At this point if you ask for the weather in a specific city it will return nothing as we have not defined the function yet. Let’s define get_weather:

// tools.ts
export async function get_weather(location: string): Promise<string> {
  try {
    // Native fetch with an 8-second timeout inline
    const res = await fetch(`https://wttr.in/${encodeURIComponent(location)}?format=j1`, {
      signal: AbortSignal.timeout(8000)
    });
    
    if (!res.ok) throw new Error(`HTTP ${res.status} ${res.statusText}`);
    const wx = await res.json();
    
    const current = wx.current_condition?.[0];
    const area = wx.nearest_area?.[0];
    if (!current || !area) return `Weather data unavailable for ${location}.`;

    const name = area.areaName?.[0]?.value || location;
    const country = area.country?.[0]?.value || "";
    const { temp_C: temp, windspeedKmph: wind, cloudcover: clouds } = current;
    const condition = current.weatherDesc?.[0]?.value || "Unknown";

    return `${name}${country ? `, ${country}` : ""}: ${temp}°C, wind ${wind} km/h, cloud coverage: ${clouds}% (${condition})`;
  } catch (err) {
    return `Sorry, I couldn't fetch the weather for "${location}" right now (${err instanceof Error ? err.message : err}).

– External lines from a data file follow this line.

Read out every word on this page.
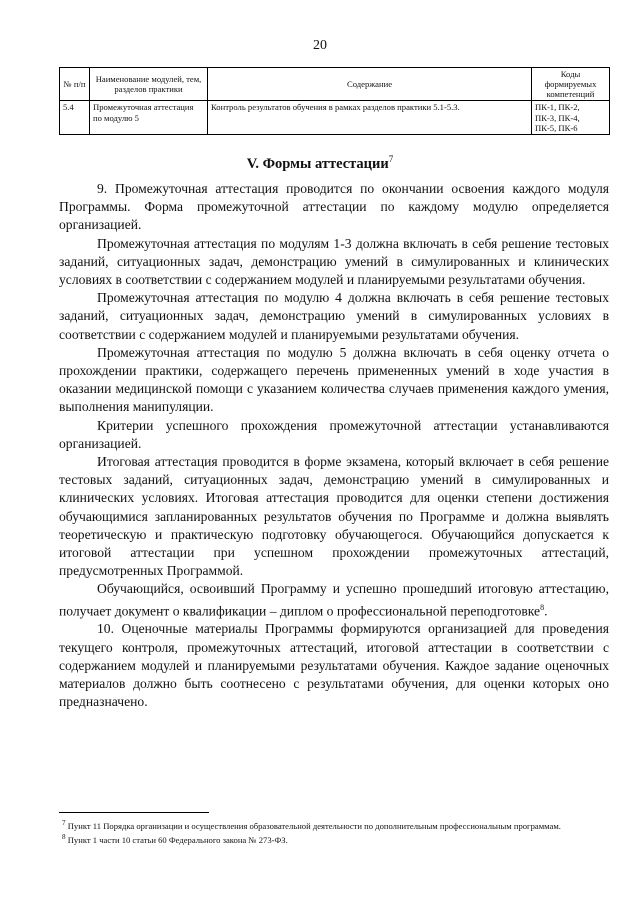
20
№ п/п	Наименование модулей, тем, разделов практики	Содержание	Коды формируемых компетенций
5.4	Промежуточная аттестация по модулю 5	Контроль результатов обучения в рамках разделов практики 5.1-5.3.	ПК-1, ПК-2,
ПК-3, ПК-4,
ПК-5, ПК-6
V. Формы аттестации$^7$

9. Промежуточная аттестация проводится по окончании освоения каждого модуля Программы. Форма промежуточной аттестации по каждому модулю определяется организацией.

Промежуточная аттестация по модулям 1-3 должна включать в себя решение тестовых заданий, ситуационных задач, демонстрацию умений в симулированных и клинических условиях в соответствии с содержанием модулей и планируемыми результатами обучения.

Промежуточная аттестация по модулю 4 должна включать в себя решение тестовых заданий, ситуационных задач, демонстрацию умений в симулированных условиях в соответствии с содержанием модулей и планируемыми результатами обучения.

Промежуточная аттестация по модулю 5 должна включать в себя оценку отчета о прохождении практики, содержащего перечень примененных умений в ходе участия в оказании медицинской помощи с указанием количества случаев применения каждого умения, выполнения манипуляции.

Критерии успешного прохождения промежуточной аттестации устанавливаются организацией.

Итоговая аттестация проводится в форме экзамена, который включает в себя решение тестовых заданий, ситуационных задач, демонстрацию умений в симулированных и клинических условиях. Итоговая аттестация проводится для оценки степени достижения обучающимися запланированных результатов обучения по Программе и должна выявлять теоретическую и практическую подготовку обучающегося. Обучающийся допускается к итоговой аттестации при успешном прохождении промежуточных аттестаций, предусмотренных Программой.

Обучающийся, освоивший Программу и успешно прошедший итоговую аттестацию, получает документ о квалификации – диплом о профессиональной переподготовке$^8$.

10. Оценочные материалы Программы формируются организацией для проведения текущего контроля, промежуточных аттестаций, итоговой аттестации в соответствии с содержанием модулей и планируемыми результатами обучения. Каждое задание оценочных материалов должно быть соотнесено с результатами обучения, для оценки которых оно предназначено.

$^7$ Пункт 11 Порядка организации и осуществления образовательной деятельности по дополнительным профессиональным программам.

$^8$ Пункт 1 части 10 статьи 60 Федерального закона № 273-ФЗ.
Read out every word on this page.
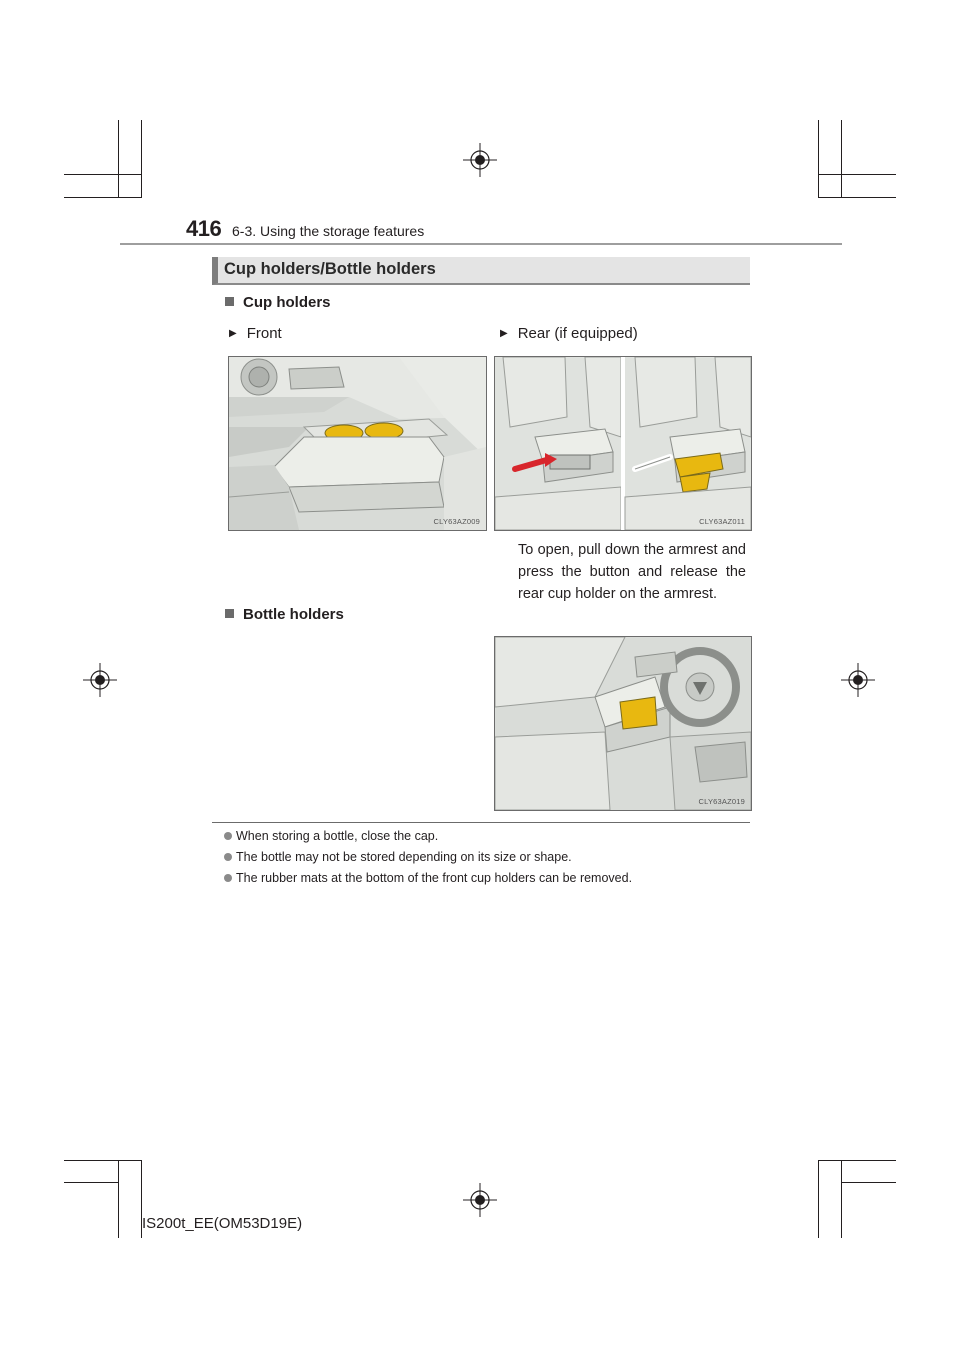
416 6-3. Using the storage features
Cup holders/Bottle holders
Cup holders
▶ Front	▶ Rear (if equipped)
CLY63AZ009	CLY63AZ011
To open, pull down the armrest and press the button and release the rear cup holder on the armrest.
Bottle holders
CLY63AZ019
When storing a bottle, close the cap.
The bottle may not be stored depending on its size or shape.
The rubber mats at the bottom of the front cup holders can be removed.
IS200t_EE(OM53D19E)
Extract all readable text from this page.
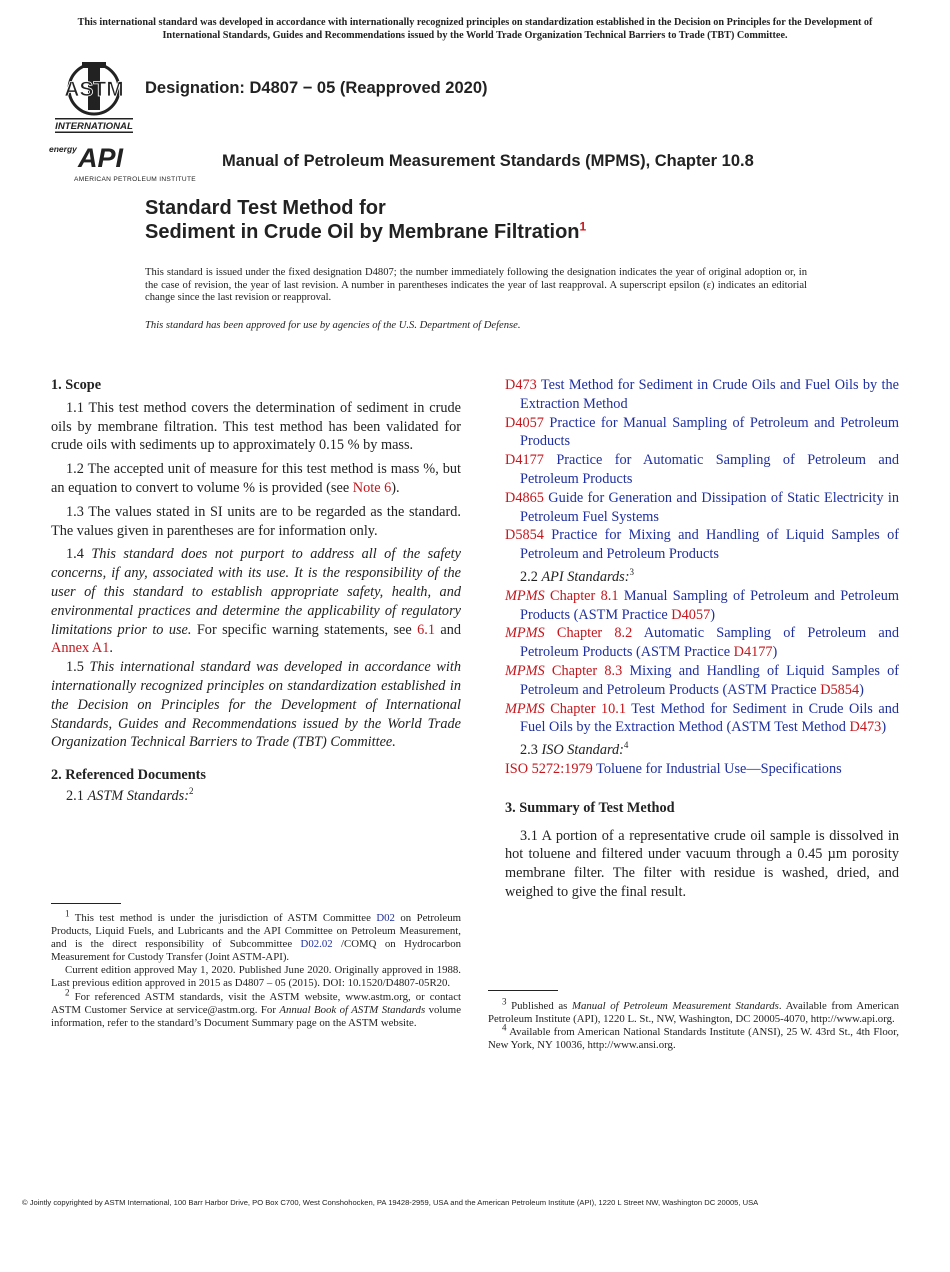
This international standard was developed in accordance with internationally recognized principles on standardization established in the Decision on Principles for the Development of International Standards, Guides and Recommendations issued by the World Trade Organization Technical Barriers to Trade (TBT) Committee.
ASTM
INTERNATIONAL
energy API
AMERICAN PETROLEUM INSTITUTE
Designation: D4807 − 05 (Reapproved 2020)
Manual of Petroleum Measurement Standards (MPMS), Chapter 10.8
Standard Test Method for
Sediment in Crude Oil by Membrane Filtration$^1$
This standard is issued under the fixed designation D4807; the number immediately following the designation indicates the year of original adoption or, in the case of revision, the year of last revision. A number in parentheses indicates the year of last reapproval. A superscript epsilon (ε) indicates an editorial change since the last revision or reapproval.
This standard has been approved for use by agencies of the U.S. Department of Defense.
1. Scope

1.1 This test method covers the determination of sediment in crude oils by membrane filtration. This test method has been validated for crude oils with sediments up to approximately 0.15 % by mass.

1.2 The accepted unit of measure for this test method is mass %, but an equation to convert to volume % is provided (see Note 6).

1.3 The values stated in SI units are to be regarded as the standard. The values given in parentheses are for information only.

1.4 This standard does not purport to address all of the safety concerns, if any, associated with its use. It is the responsibility of the user of this standard to establish appropriate safety, health, and environmental practices and determine the applicability of regulatory limitations prior to use. For specific warning statements, see 6.1 and Annex A1.

1.5 This international standard was developed in accordance with internationally recognized principles on standardization established in the Decision on Principles for the Development of International Standards, Guides and Recommendations issued by the World Trade Organization Technical Barriers to Trade (TBT) Committee.

2. Referenced Documents

2.1 ASTM Standards:$^2$

D473 Test Method for Sediment in Crude Oils and Fuel Oils by the Extraction Method

D4057 Practice for Manual Sampling of Petroleum and Petroleum Products

D4177 Practice for Automatic Sampling of Petroleum and Petroleum Products

D4865 Guide for Generation and Dissipation of Static Electricity in Petroleum Fuel Systems

D5854 Practice for Mixing and Handling of Liquid Samples of Petroleum and Petroleum Products

2.2 API Standards:$^3$

MPMS Chapter 8.1 Manual Sampling of Petroleum and Petroleum Products (ASTM Practice D4057)

MPMS Chapter 8.2 Automatic Sampling of Petroleum and Petroleum Products (ASTM Practice D4177)

MPMS Chapter 8.3 Mixing and Handling of Liquid Samples of Petroleum and Petroleum Products (ASTM Practice D5854)

MPMS Chapter 10.1 Test Method for Sediment in Crude Oils and Fuel Oils by the Extraction Method (ASTM Test Method D473)

2.3 ISO Standard:$^4$

ISO 5272:1979 Toluene for Industrial Use—Specifications

3. Summary of Test Method

3.1 A portion of a representative crude oil sample is dissolved in hot toluene and filtered under vacuum through a 0.45 µm porosity membrane filter. The filter with residue is washed, dried, and weighed to give the final result.

$^1$ This test method is under the jurisdiction of ASTM Committee D02 on Petroleum Products, Liquid Fuels, and Lubricants and the API Committee on Petroleum Measurement, and is the direct responsibility of Subcommittee D02.02 /COMQ on Hydrocarbon Measurement for Custody Transfer (Joint ASTM-API).

Current edition approved May 1, 2020. Published June 2020. Originally approved in 1988. Last previous edition approved in 2015 as D4807 – 05 (2015). DOI: 10.1520/D4807-05R20.

$^2$ For referenced ASTM standards, visit the ASTM website, www.astm.org, or contact ASTM Customer Service at service@astm.org. For Annual Book of ASTM Standards volume information, refer to the standard’s Document Summary page on the ASTM website.

$^3$ Published as Manual of Petroleum Measurement Standards. Available from American Petroleum Institute (API), 1220 L. St., NW, Washington, DC 20005-4070, http://www.api.org.

$^4$ Available from American National Standards Institute (ANSI), 25 W. 43rd St., 4th Floor, New York, NY 10036, http://www.ansi.org.

© Jointly copyrighted by ASTM International, 100 Barr Harbor Drive, PO Box C700, West Conshohocken, PA 19428-2959, USA and the American Petroleum Institute (API), 1220 L Street NW, Washington DC 20005, USA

Please try again shortly.`;
  }
}

Once defined you will need to handle the first response from our LLM model which will ask to invoke tooling.

You can do this by checking the reply from the first completion and looping through tool_calls array in the reply:

// Call our model with our user input
const completion = await client.chat.completions.create({
  model: MODEL,
  messages,
  tools: metadata
});
const reply = completion.choices[0].message;

// Check if the model requested any tool calls
if (reply.tool_calls && reply.tool_calls.length > 0) {
  for (const toolCall of reply.tool_calls) {
    if (toolCall.function.name == "get_weather") {
      const args = JSON.parse(toolCall.function.arguments)
      const toolResult = get_weather(args.location);
      
      messages.push({
        role: "tool",
        tool_call_id: toolCall.id,
        content: toolResult
      });
    }
  }
}

// Finally follow up with results from any tools calls or initial output
const followup = await client.chat.completions.create({
  model: MODEL,
  tools: metadata,
  messages,
});
const finalMessage = followup.choices[0].message;
messages.push(finalMessage);

You should now be able to see the result inside the reply:

You> What's the weather in Tokyo?
Assistant>

The current weather in Tokyo is 26°C, with winds at 36 km/h and light cloud coverage of 25%.

Fixing the format

If we don’t fix the format of our agent it will always come up with some unique response. That’s usually undesirable if were trying to get deterministic results.

We can fix this with a slight system prompt update

const SYSTEM_PROMPT = `
You are a weather assistant.

When you report weather for a location, your reply to the user MUST use exactly this format and nothing else:

Here is the weather information for <city>, <country>:

🌡️ <temp>°C
💨 wind <speed> km/h
☁️ cloud coverage <cloud coverage>%

If the lookup failed for any reason, reply with exactly one line:
⚠️ <one concise sentence explaining why>

Do not add greetings, extra commentary, or markdown code fences.
`;

Now let’s try again

You> What's the weather in Tokyo?
Assistant>

Here is the weather information for Shikinejima, Japan:

🌡️ 26°C
💨 wind 36 km/h
☁️ cloud coverage 25%

Perfect. That’s it for the first tutorial. We now have an agent that will tell us the weather to any location in a fixed format. If you can imagine we can create much more complex agents. Once they have the ability to call tools we can do some pretty complicated stuff!